L’artiste de la faim continue à vivre dans la célébrité et l’insatisfaction tranquille, ne devenant hostile que lorsqu’une personne occasionnelle émet la théorie que la racine de sa mélancolie pourrait être le jeûne lui-même. À cette suggestion, l’artiste de la faim s’agite comme une bête et ne peut être calmé que par l’impresario, qui joue la misère de l’artiste de la faim en montrant des photos de lui en train de dépérir. Bien que ces photos montrent en réalité l’artiste de la faim dans un état pitoyable parce qu’on le force à sortir de la cage contre son gré, l’imprésario présente tout cela comme l’effet du jeûne lui-même. Le geste de l’impresario ne manque jamais d’intimider l’artiste de la faim, qui s’enfonce dans la soumission, retournant dans sa paille, à jamais incompris.

Le jeûne professionnel finit par décliner, le public prenant goût à de nouvelles formes de divertissement plus excitantes. L’artiste de la faim et l’impresario dissolvent leur partenariat, mais comme l’artiste de la faim est trop vieux pour embrasser une nouvelle profession, il tente de suivre la tendance contre le jeûne dans l’espoir qu’elle s’inverse. Il s’inscrit dans un cirque et devient une attraction, placée à l’entrée de la ménagerie d’animaux et autres curiosités. En raison de son placement, l’artiste de la faim est ignoré par la foule des gens venus pour les attractions plus vivantes à l’intérieur. L’artiste de la faim est inexistant, à l’exception de quelques retardataires qui le considèrent comme un anachronisme. Laissé seul, l’artiste de la faim finit par dépasser son record de jeûne, bien qu’il soit impossible de savoir exactement combien de temps il a jeûné, car les préposés du cirque ont oublié de changer le panneau sur lequel figure son total quotidien. L’artiste de la faim dépérit dans sa cage, sans être remarqué ni apprécié.
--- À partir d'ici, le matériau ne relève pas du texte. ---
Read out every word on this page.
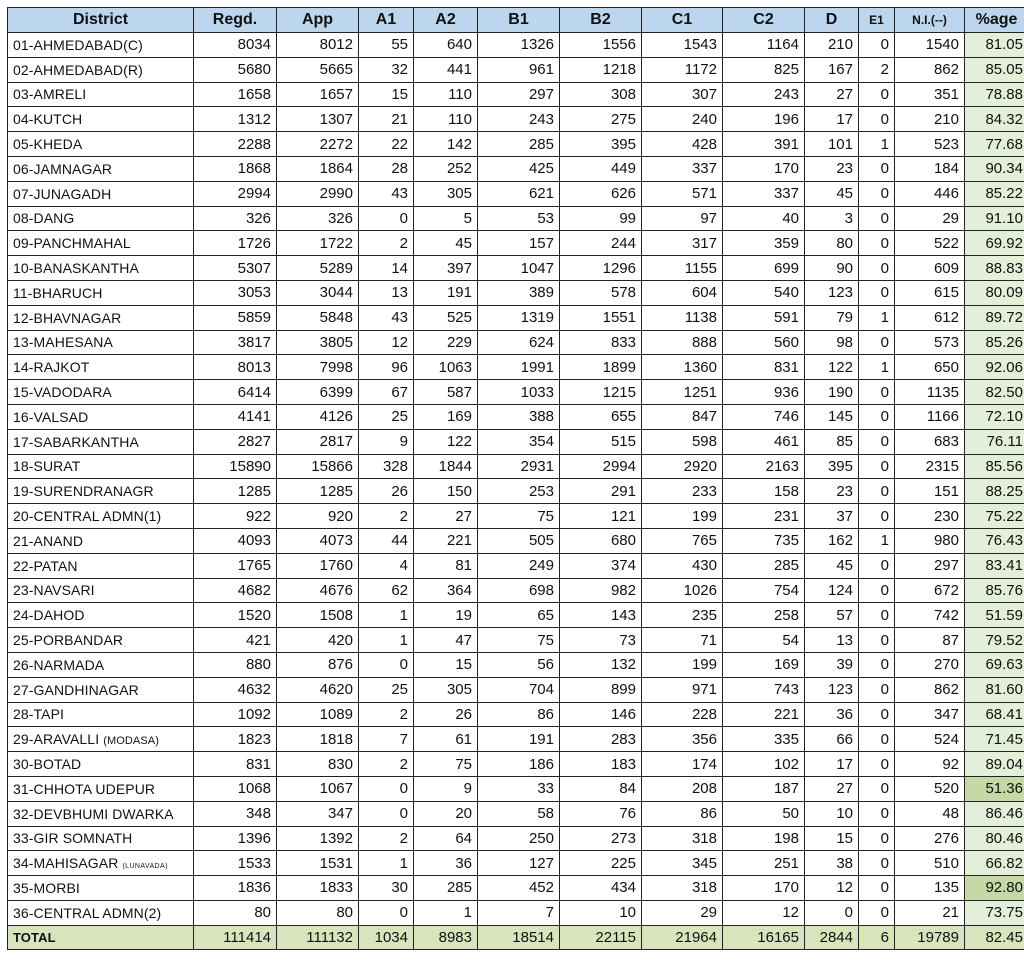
District	Regd.	App	A1	A2	B1	B2	C1	C2	D	E1	N.I.(--)	%age
01-AHMEDABAD(C)	8034	8012	55	640	1326	1556	1543	1164	210	0	1540	81.05
02-AHMEDABAD(R)	5680	5665	32	441	961	1218	1172	825	167	2	862	85.05
03-AMRELI	1658	1657	15	110	297	308	307	243	27	0	351	78.88
04-KUTCH	1312	1307	21	110	243	275	240	196	17	0	210	84.32
05-KHEDA	2288	2272	22	142	285	395	428	391	101	1	523	77.68
06-JAMNAGAR	1868	1864	28	252	425	449	337	170	23	0	184	90.34
07-JUNAGADH	2994	2990	43	305	621	626	571	337	45	0	446	85.22
08-DANG	326	326	0	5	53	99	97	40	3	0	29	91.10
09-PANCHMAHAL	1726	1722	2	45	157	244	317	359	80	0	522	69.92
10-BANASKANTHA	5307	5289	14	397	1047	1296	1155	699	90	0	609	88.83
11-BHARUCH	3053	3044	13	191	389	578	604	540	123	0	615	80.09
12-BHAVNAGAR	5859	5848	43	525	1319	1551	1138	591	79	1	612	89.72
13-MAHESANA	3817	3805	12	229	624	833	888	560	98	0	573	85.26
14-RAJKOT	8013	7998	96	1063	1991	1899	1360	831	122	1	650	92.06
15-VADODARA	6414	6399	67	587	1033	1215	1251	936	190	0	1135	82.50
16-VALSAD	4141	4126	25	169	388	655	847	746	145	0	1166	72.10
17-SABARKANTHA	2827	2817	9	122	354	515	598	461	85	0	683	76.11
18-SURAT	15890	15866	328	1844	2931	2994	2920	2163	395	0	2315	85.56
19-SURENDRANAGR	1285	1285	26	150	253	291	233	158	23	0	151	88.25
20-CENTRAL ADMN(1)	922	920	2	27	75	121	199	231	37	0	230	75.22
21-ANAND	4093	4073	44	221	505	680	765	735	162	1	980	76.43
22-PATAN	1765	1760	4	81	249	374	430	285	45	0	297	83.41
23-NAVSARI	4682	4676	62	364	698	982	1026	754	124	0	672	85.76
24-DAHOD	1520	1508	1	19	65	143	235	258	57	0	742	51.59
25-PORBANDAR	421	420	1	47	75	73	71	54	13	0	87	79.52
26-NARMADA	880	876	0	15	56	132	199	169	39	0	270	69.63
27-GANDHINAGAR	4632	4620	25	305	704	899	971	743	123	0	862	81.60
28-TAPI	1092	1089	2	26	86	146	228	221	36	0	347	68.41
29-ARAVALLI (MODASA)	1823	1818	7	61	191	283	356	335	66	0	524	71.45
30-BOTAD	831	830	2	75	186	183	174	102	17	0	92	89.04
31-CHHOTA UDEPUR	1068	1067	0	9	33	84	208	187	27	0	520	51.36
32-DEVBHUMI DWARKA	348	347	0	20	58	76	86	50	10	0	48	86.46
33-GIR SOMNATH	1396	1392	2	64	250	273	318	198	15	0	276	80.46
34-MAHISAGAR (LUNAVADA)	1533	1531	1	36	127	225	345	251	38	0	510	66.82
35-MORBI	1836	1833	30	285	452	434	318	170	12	0	135	92.80
36-CENTRAL ADMN(2)	80	80	0	1	7	10	29	12	0	0	21	73.75
TOTAL	111414	111132	1034	8983	18514	22115	21964	16165	2844	6	19789	82.45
De nombreux jours passent avant qu’un surveillant du cirque ne remarque ce qui semble être une cage inutilisée. En inspectant de plus près, le surveillant découvre l’artiste de la faim enterré dans la paille, proche de la mort. Pensant que l’artiste de la faim est fou, le surveillant l’encourage dans ses derniers mots. L’artiste de la faim demande à être pardonné, expliquant qu’il n’a voulu qu’être admiré par tous. Lorsque le surveillant lui assure que tout le monde l’admire, l’artiste de la faim lui répond qu’il ne devrait pas, avouant qu’il n’a jeûné que parce que, dans la vie, il ne trouvait pas de nourriture qu’il aimait. Sur ces mots, l’artiste de la faim meurt. Les préposés du cirque l’enterrent avec sa paille et réintroduisent dans la cage une jeune panthère, qui ne ressemble en rien à l’artiste de la faim. Se promenant dans sa cage, la panthère déborde de vie, se nourrissant avec avidité et exprimant liberté et vitalité. En un rien de temps, elle devient une attraction majeure du cirque, et des foules de gens s’approchent de la cage dans une excitation haletante.